Things in my work life have not been wonderful. I am a therapist working with disturbed youth- and for the first time, I feel burned out. In the classes I teach, I warn my students about vicarious trauma, compassion fatigue, and burn out. Those times when the work overwhelms you and you lose touch with your own psychological reality. I am emotionally exhausted. I need a break from caring about everyone else. I am labile and non-compliant. And when I am in this space, I don't take very good care of myself. I don't eat well, I don't exercise, and worse of all I don't make art.

So in the midst of this realization that things in my emotional world need to change- I see the Frida show. Another exciting thing that occurs is my husband buys me a brand new sewing machine for my birthday! During a mommy break, I am browsing around on the internet and I find a woman in New Zealand who is putting together a group of creative individuals who will work for the next year on Frida inspired outfits. So... I am joining them:-) I will try to post my progress here!
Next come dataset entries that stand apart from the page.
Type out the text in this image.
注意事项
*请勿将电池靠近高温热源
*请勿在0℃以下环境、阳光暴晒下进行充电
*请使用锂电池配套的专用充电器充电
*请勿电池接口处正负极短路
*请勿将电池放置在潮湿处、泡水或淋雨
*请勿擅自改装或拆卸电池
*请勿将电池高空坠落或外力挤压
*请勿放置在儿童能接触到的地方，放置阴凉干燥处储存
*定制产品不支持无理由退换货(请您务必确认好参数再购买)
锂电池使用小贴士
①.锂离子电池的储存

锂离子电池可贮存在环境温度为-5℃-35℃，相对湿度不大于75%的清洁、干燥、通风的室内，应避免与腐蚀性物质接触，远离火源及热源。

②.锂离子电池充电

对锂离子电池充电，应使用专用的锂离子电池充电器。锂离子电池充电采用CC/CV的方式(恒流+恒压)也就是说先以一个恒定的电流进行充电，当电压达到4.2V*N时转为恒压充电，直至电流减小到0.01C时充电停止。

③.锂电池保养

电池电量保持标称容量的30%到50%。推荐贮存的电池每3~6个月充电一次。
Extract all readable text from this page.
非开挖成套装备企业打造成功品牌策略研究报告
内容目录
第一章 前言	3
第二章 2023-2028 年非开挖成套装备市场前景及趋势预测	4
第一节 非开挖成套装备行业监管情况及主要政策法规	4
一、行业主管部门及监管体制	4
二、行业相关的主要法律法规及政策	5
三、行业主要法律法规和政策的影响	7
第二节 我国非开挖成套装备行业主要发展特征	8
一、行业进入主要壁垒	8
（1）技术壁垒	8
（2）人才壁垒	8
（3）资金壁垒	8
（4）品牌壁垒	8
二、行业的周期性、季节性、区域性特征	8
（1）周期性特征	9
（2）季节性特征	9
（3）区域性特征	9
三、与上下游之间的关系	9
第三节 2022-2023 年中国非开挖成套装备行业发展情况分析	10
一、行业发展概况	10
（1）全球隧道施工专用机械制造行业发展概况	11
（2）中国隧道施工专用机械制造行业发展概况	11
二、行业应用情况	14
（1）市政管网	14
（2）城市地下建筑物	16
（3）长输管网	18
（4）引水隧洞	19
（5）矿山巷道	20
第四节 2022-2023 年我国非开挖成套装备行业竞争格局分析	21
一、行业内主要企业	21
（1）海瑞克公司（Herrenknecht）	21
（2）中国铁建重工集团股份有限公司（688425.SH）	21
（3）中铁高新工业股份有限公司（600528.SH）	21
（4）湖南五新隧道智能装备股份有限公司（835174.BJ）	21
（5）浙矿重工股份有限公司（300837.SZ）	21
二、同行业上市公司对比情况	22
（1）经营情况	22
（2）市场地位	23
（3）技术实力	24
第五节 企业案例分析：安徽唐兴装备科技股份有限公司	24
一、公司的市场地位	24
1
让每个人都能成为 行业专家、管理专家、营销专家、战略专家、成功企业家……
Saturday, September 27, 2008

Hello



I am not sure exactly what to say.. except hello. I am hoping to use this blog to connect with others- find a community of mothers and artists- and to sometimes rant about politics, psychotherapy, and being a mother in her early forties.
I recently saw the Frida Kahlo retrospective at the SFMoma- and I thought about how much I have neglected the artist within me. I have been a Frida fan since I was fourteen. I remember crying when I saw my first Frida painting. Since then, I have fallen in love with many other artists and poets- but she will always be my first love. One thing I took from the exhibit was the importance of reconnecting with my creative self. Perhaps I can use this blog as a form of accountability.